The "right way" to lose weight?

I am often surprised by some of the conversations I have with people when it comes to weight loss. Whether they are clients, patients, or other health care professionals things they say about sustainable weight loss can be a surprise, in a very concerning way. What surprises is when they have an unbending idea of what proper weight management should look like. These belief can be founded in high-quality research or based on magical fad dieting promises, either way I am always surprised. Maybe I shouldn't be, but I am. These ideals usually come when they hear about or see someone be successful with weight management in one way or another and convince themselves that must be the holy grail of weight management. 

This can be low-carb, calorie counting, or the idea that avoid talking about weight, calories, or anything but the food guide is the only solution. The real truth is that they are all right, and all wrong. How is that possible? Because there is no one way that will work for all people. This is why so many people fail at diet programs: inflexible thinking and ignoring personal experience. 

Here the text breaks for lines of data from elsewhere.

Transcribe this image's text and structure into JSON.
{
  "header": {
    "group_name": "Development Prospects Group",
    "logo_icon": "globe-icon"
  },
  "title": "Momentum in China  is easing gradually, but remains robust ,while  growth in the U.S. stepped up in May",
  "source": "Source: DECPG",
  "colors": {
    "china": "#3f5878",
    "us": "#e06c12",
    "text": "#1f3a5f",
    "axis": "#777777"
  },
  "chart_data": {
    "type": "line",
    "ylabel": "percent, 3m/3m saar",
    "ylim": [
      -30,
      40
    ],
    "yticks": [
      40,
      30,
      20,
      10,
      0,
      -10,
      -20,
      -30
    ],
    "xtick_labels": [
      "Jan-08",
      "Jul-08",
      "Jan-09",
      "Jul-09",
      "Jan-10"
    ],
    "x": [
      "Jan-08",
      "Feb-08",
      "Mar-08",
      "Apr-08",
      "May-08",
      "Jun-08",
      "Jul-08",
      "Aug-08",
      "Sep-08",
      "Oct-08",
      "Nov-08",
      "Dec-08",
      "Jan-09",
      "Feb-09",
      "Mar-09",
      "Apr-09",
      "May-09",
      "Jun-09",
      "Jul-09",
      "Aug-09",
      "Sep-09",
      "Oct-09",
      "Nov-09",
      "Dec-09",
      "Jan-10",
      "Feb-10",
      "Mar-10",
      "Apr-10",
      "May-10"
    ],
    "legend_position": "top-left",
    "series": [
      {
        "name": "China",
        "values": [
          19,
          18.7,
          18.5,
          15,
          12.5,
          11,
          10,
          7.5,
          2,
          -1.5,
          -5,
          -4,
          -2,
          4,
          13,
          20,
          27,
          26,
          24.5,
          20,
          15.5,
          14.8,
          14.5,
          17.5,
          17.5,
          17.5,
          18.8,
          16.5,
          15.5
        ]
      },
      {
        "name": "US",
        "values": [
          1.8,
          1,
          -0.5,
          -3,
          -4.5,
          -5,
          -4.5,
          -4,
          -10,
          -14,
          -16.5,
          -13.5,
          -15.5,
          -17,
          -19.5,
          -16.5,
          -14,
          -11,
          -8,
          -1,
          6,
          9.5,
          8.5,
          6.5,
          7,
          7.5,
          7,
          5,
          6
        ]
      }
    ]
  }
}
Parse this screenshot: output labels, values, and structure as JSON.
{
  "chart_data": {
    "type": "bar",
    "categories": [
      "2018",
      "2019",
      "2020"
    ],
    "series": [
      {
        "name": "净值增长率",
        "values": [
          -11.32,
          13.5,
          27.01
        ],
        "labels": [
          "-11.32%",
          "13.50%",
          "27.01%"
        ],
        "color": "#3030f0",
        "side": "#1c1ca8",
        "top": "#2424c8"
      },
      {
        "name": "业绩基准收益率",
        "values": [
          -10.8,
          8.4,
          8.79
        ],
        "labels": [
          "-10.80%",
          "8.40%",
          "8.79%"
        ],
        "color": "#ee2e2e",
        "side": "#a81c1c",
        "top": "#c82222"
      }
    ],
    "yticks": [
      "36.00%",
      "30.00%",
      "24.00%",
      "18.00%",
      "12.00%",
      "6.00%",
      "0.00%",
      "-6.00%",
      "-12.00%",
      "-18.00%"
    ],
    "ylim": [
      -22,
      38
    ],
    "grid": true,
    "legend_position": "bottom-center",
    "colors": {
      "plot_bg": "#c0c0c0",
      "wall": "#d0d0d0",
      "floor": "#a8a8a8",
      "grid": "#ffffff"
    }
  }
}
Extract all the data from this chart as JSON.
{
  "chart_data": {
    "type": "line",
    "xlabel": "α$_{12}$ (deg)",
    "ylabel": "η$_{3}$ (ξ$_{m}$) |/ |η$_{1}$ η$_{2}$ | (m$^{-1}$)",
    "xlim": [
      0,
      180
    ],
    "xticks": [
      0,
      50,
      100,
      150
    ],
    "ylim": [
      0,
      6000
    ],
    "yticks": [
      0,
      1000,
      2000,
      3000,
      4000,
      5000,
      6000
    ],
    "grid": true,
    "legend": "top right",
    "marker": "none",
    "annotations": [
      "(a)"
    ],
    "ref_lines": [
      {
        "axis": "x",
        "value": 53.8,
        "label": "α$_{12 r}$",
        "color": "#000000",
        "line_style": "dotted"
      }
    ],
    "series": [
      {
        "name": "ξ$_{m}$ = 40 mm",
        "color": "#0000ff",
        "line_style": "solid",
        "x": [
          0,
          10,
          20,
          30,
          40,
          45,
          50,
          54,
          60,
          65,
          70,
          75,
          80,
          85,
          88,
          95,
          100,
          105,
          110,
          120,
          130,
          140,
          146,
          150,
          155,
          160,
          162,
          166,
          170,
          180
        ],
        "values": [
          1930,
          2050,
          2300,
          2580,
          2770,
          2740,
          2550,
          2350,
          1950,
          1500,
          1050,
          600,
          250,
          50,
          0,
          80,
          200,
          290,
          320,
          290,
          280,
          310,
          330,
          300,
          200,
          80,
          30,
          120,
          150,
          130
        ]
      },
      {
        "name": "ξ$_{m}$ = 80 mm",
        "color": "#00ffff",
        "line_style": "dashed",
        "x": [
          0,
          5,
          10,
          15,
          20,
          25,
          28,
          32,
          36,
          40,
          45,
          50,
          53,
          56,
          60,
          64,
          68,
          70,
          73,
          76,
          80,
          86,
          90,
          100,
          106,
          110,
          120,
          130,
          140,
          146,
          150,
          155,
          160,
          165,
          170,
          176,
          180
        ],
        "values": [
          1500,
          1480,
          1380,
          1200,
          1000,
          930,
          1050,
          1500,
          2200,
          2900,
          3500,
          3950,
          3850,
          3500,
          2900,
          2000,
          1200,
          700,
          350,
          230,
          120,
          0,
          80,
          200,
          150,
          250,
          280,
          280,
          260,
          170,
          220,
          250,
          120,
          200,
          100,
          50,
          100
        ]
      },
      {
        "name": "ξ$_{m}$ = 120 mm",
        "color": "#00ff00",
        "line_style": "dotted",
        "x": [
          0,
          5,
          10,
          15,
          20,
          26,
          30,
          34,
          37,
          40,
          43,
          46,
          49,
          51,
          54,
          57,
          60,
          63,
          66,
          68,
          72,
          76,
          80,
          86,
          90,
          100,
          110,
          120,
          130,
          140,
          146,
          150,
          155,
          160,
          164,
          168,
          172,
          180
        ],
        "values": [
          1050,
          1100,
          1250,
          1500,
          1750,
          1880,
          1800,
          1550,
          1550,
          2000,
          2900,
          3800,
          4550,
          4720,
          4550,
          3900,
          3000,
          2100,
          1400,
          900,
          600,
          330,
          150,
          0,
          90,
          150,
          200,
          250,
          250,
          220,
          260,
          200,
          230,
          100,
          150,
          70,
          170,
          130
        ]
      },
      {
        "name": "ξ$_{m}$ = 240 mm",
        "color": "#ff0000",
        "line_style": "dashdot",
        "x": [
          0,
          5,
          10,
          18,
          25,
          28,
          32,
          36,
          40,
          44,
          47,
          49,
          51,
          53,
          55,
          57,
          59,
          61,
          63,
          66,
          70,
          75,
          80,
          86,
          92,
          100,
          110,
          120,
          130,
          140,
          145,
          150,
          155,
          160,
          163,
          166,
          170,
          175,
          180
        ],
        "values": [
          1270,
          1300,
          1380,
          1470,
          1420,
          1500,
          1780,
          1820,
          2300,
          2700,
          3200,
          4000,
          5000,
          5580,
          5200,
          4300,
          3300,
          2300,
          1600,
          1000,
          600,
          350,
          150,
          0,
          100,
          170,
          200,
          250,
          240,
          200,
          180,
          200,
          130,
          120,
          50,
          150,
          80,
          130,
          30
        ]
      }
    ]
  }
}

The "right way" to management weight, if I dare to use that term, is by approaching it with flexibility. Looking at what their experience tells them will help them along this life-long journey. A conversation about their lifestyle, life history, and relationship with food will make a great starting point as to what will be a good recipe for their success. This recipe may not agree with your rigid idea of success or may fly in the face of the research you believe in, but that doesn't matter because this about one specific person. 

My experience has taught me that people can be successful in vastly different approaches, and sustain that success. How? because the approaches they use work for them and they are all very different people. Evidence around this exists in the National Weight Control Registry.

So honour yourself, your friends, your family, your clients and patients. Don't instruct a rigid system of weight management - help them use their experience to light the way. Do this by having an honest conversation with them to find out their story: where they have been, where they are, and where they want to go. This will be the guiding light as to what will be the right move forward so that you don't get sucked into the unsustainable approaches.